The songs John Lennon “actively disliked” on The Beatles album ‘Sgt Pepper’

John Lennon was destined for superstardom even before leaving Liverpool. While he navigated his middle-class upbringing and sought his place in the world, his collaboration with Paul McCartney produced some of the most significant hits of the 1960s. The extensive repertoire covered by The Beatles has influenced generations of musicians. Despite their impact on an entire era, Lennon believed that certain aspects of Sgt. Pepper’s Lonely Hearts Club Band could have been greatly improved.

At the time, though, there was no telling what the next Beatles project would sound like. Since the Fab Four had performed their final show and would never go on tour again, many wondered whether the moptops that everyone grew to idolise were on the verge of collapse.

However, the band were still stretching every time they walked into Abbey Road Studios. After trying out a folk song that Lennon had written called ‘Strawberry Fields Forever’, the psychedelic flourishes of the final product led the band to think more expansively for their next album statement.

Once McCartney came back home to England and fiddled around with the salt and pepper packets on the plane, he had his answer for what their new direction would be with Sgt Pepper. Making a conceptual album around an imaginary band, the entire band would feature the band going through different musical genres without a care in the world, making pitch-perfect hard rock on the title track before bringing the house down with a final farewell at the end.

Although McCartney took charge, none of his bandmates were in love with the idea of making anything of the concept. While Lennon and George Harrison would create their own masterpieces for the album, they never attempted to fit in line with the concept, creating the kind of interesting musical art pieces that sat alongside McCartney’s story-driven songs.

Looking back on the way the record was mixed, Lennon would say that the songs that he worked on weren’t half as good as they could have been, saying, “I actively dislike bits…which didn’t come out right. There are bits in ‘Lucy in the Sky With Diamonds’ I don’t like. Some of the sound in ‘Mr Kite’ isn’t right. I like ‘A Day in the Life’, but it’s still not half as nice as I thought it was when we were doing it”.

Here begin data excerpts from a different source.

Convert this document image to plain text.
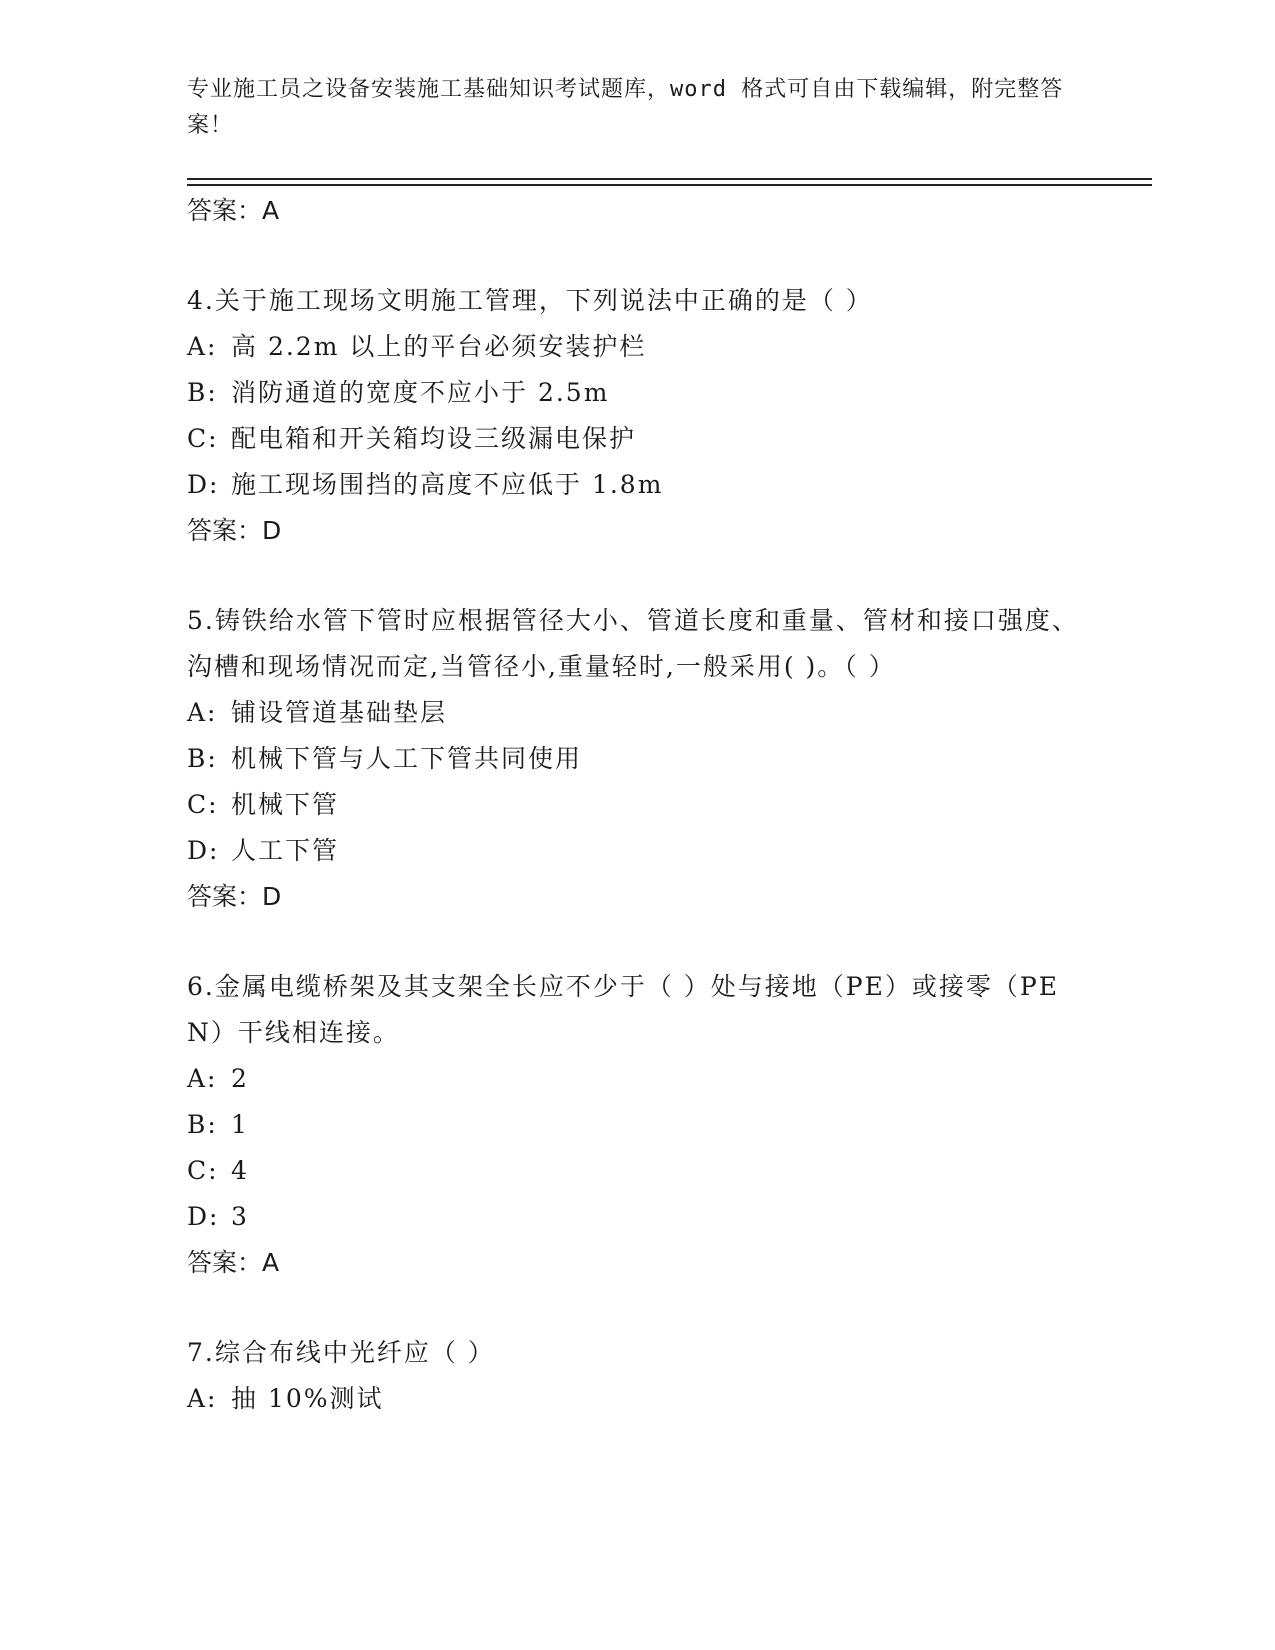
专业施工员之设备安装施工基础知识考试题库，word 格式可自由下载编辑，附完整答案！
答案：A
4.关于施工现场文明施工管理，下列说法中正确的是（ ）
A: 高 2.2m 以上的平台必须安装护栏
B: 消防通道的宽度不应小于 2.5m
C: 配电箱和开关箱均设三级漏电保护
D: 施工现场围挡的高度不应低于 1.8m
答案：D
5.铸铁给水管下管时应根据管径大小、管道长度和重量、管材和接口强度、沟槽和现场情况而定,当管径小,重量轻时,一般采用( )。（ ）
A: 铺设管道基础垫层
B: 机械下管与人工下管共同使用
C: 机械下管
D: 人工下管
答案：D
6.金属电缆桥架及其支架全长应不少于（ ）处与接地（PE）或接零（PEN）干线相连接。
A: 2
B: 1
C: 4
D: 3
答案：A
7.综合布线中光纤应（ ）
A: 抽 10%测试
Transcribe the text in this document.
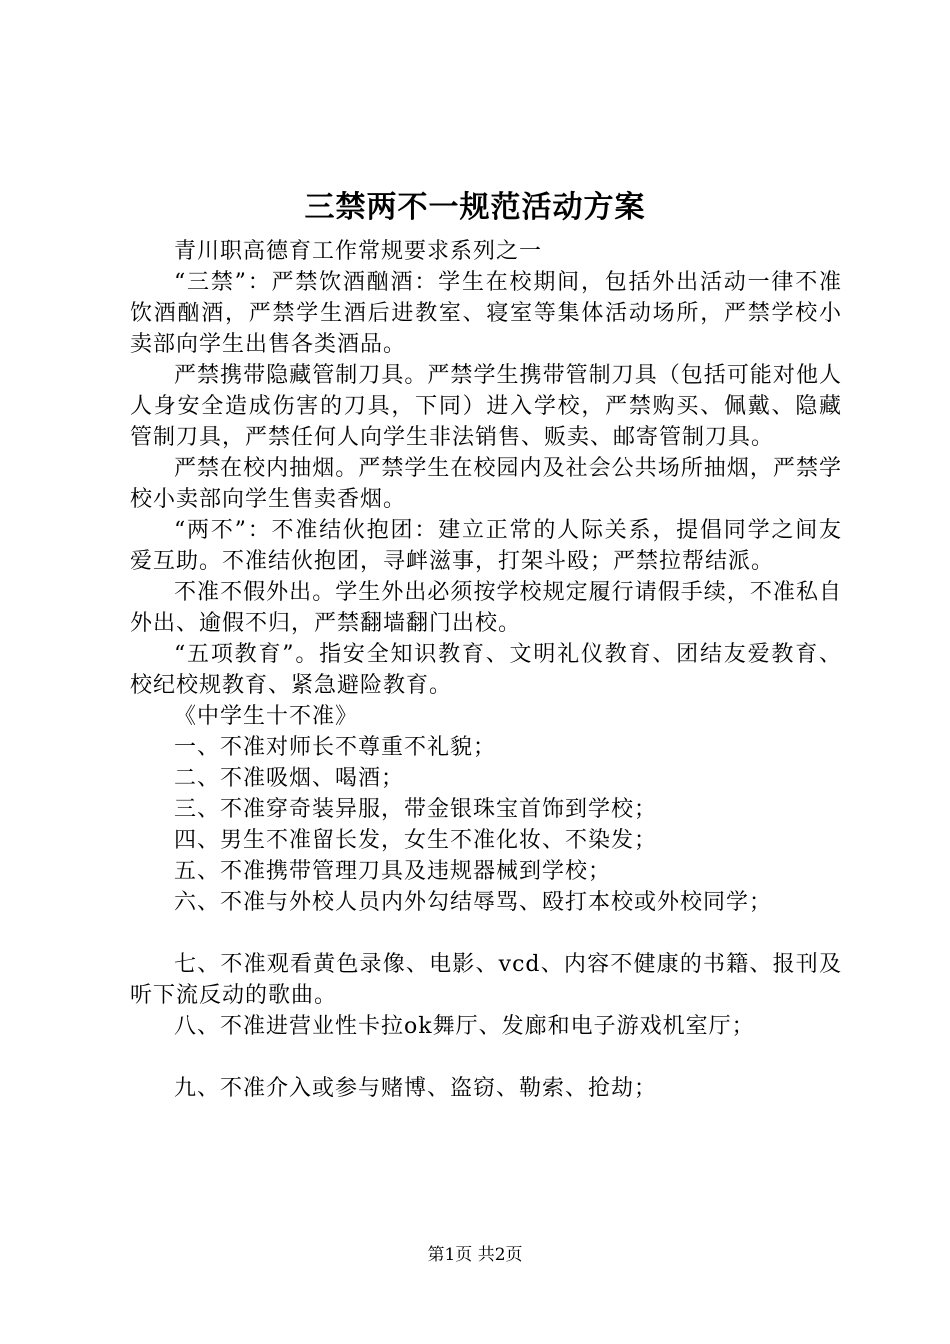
三禁两不一规范活动方案

青川职高德育工作常规要求系列之一

“三禁”：严禁饮酒酗酒：学生在校期间，包括外出活动一律不准饮酒酗酒，严禁学生酒后进教室、寝室等集体活动场所，严禁学校小卖部向学生出售各类酒品。

严禁携带隐藏管制刀具。严禁学生携带管制刀具（包括可能对他人人身安全造成伤害的刀具，下同）进入学校，严禁购买、佩戴、隐藏管制刀具，严禁任何人向学生非法销售、贩卖、邮寄管制刀具。

严禁在校内抽烟。严禁学生在校园内及社会公共场所抽烟，严禁学校小卖部向学生售卖香烟。

“两不”：不准结伙抱团：建立正常的人际关系，提倡同学之间友爱互助。不准结伙抱团，寻衅滋事，打架斗殴；严禁拉帮结派。

不准不假外出。学生外出必须按学校规定履行请假手续，不准私自外出、逾假不归，严禁翻墙翻门出校。

“五项教育”。指安全知识教育、文明礼仪教育、团结友爱教育、校纪校规教育、紧急避险教育。

《中学生十不准》

一、不准对师长不尊重不礼貌；

二、不准吸烟、喝酒；

三、不准穿奇装异服，带金银珠宝首饰到学校；

四、男生不准留长发，女生不准化妆、不染发；

五、不准携带管理刀具及违规器械到学校；

六、不准与外校人员内外勾结辱骂、殴打本校或外校同学；

七、不准观看黄色录像、电影、vcd、内容不健康的书籍、报刊及听下流反动的歌曲。

八、不准进营业性卡拉ok舞厅、发廊和电子游戏机室厅；

九、不准介入或参与赌博、盗窃、勒索、抢劫；

第1页 共2页
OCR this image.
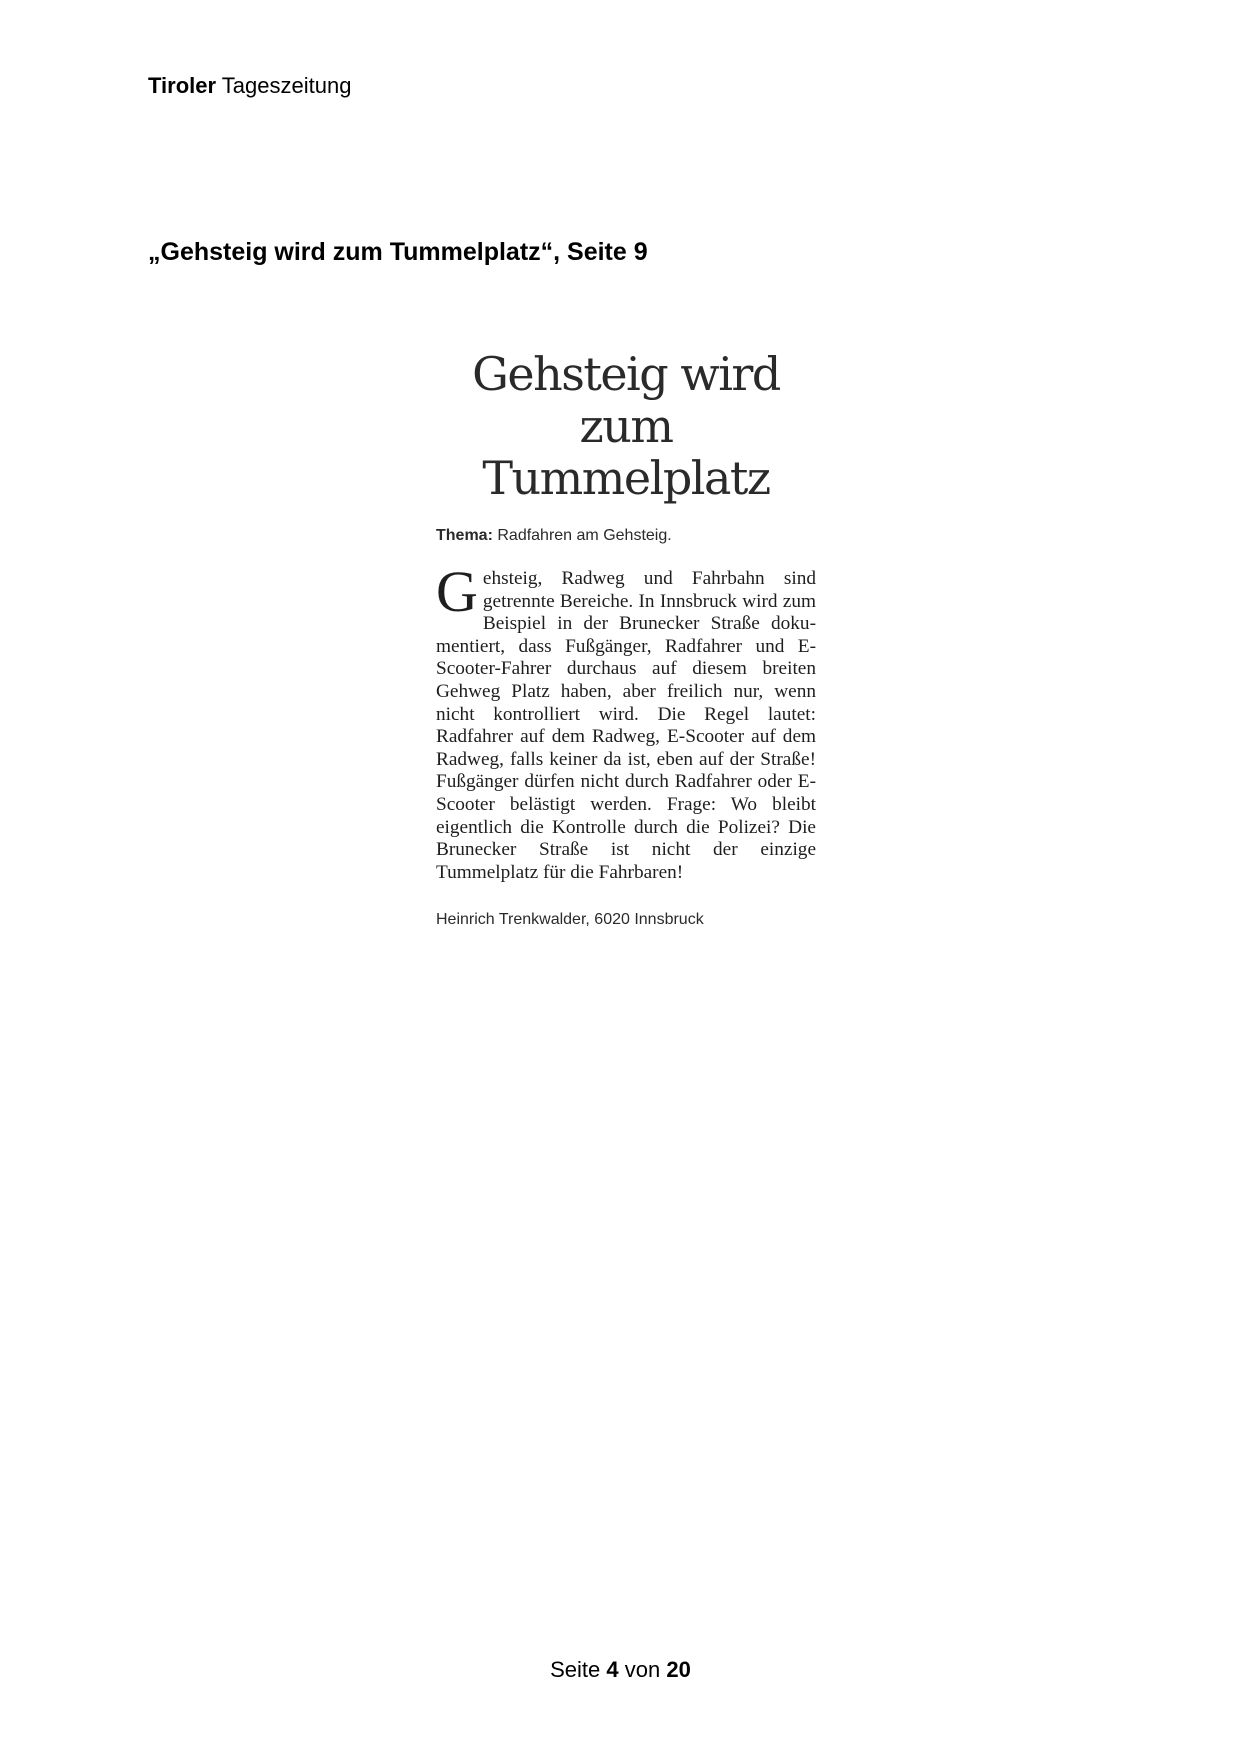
Tiroler Tageszeitung
„Gehsteig wird zum Tummelplatz“, Seite 9
Gehsteig wird zum
Tummelplatz
Thema: Radfahren am Gehsteig.
G ehsteig, Radweg und Fahrbahn sind getrennte Bereiche. In Innsbruck wird zum Beispiel in der Brunecker Straße dokumentiert, dass Fußgänger, Radfahrer und E-Scooter-Fahrer durchaus auf diesem breiten Gehweg Platz haben, aber freilich nur, wenn nicht kontrolliert wird. Die Regel lautet: Radfahrer auf dem Radweg, E-Scooter auf dem Radweg, falls keiner da ist, eben auf der Straße! Fußgänger dürfen nicht durch Radfahrer oder E-Scooter belästigt werden. Frage: Wo bleibt eigentlich die Kontrolle durch die Polizei? Die Brunecker Straße ist nicht der einzige Tummelplatz für die Fahrbaren!
Heinrich Trenkwalder, 6020 Innsbruck
Seite 4 von 20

Regardless of Lennon’s harsh opinion of his work, the album would be the right release at just the right time. Coming out amidst the Summer of Love, The Beatles managed to perfectly capture the zeitgeist of the time on their latest record, making songs that seemed to speak for the audience that was slowly learning to tune in and drop out rather than go along with the lives their parents imposed on them.

While the album did mark a peak in Lennon and McCartney’s partnership, it would also spell the beginning of the end, as the pair eventually grew more distant and fell out in the late 1960s over business decisions. Still, if this is half as good as what Lennon heard in his head, there’s no telling of the kind of musical genius that the former Beatle thought the band were going to do.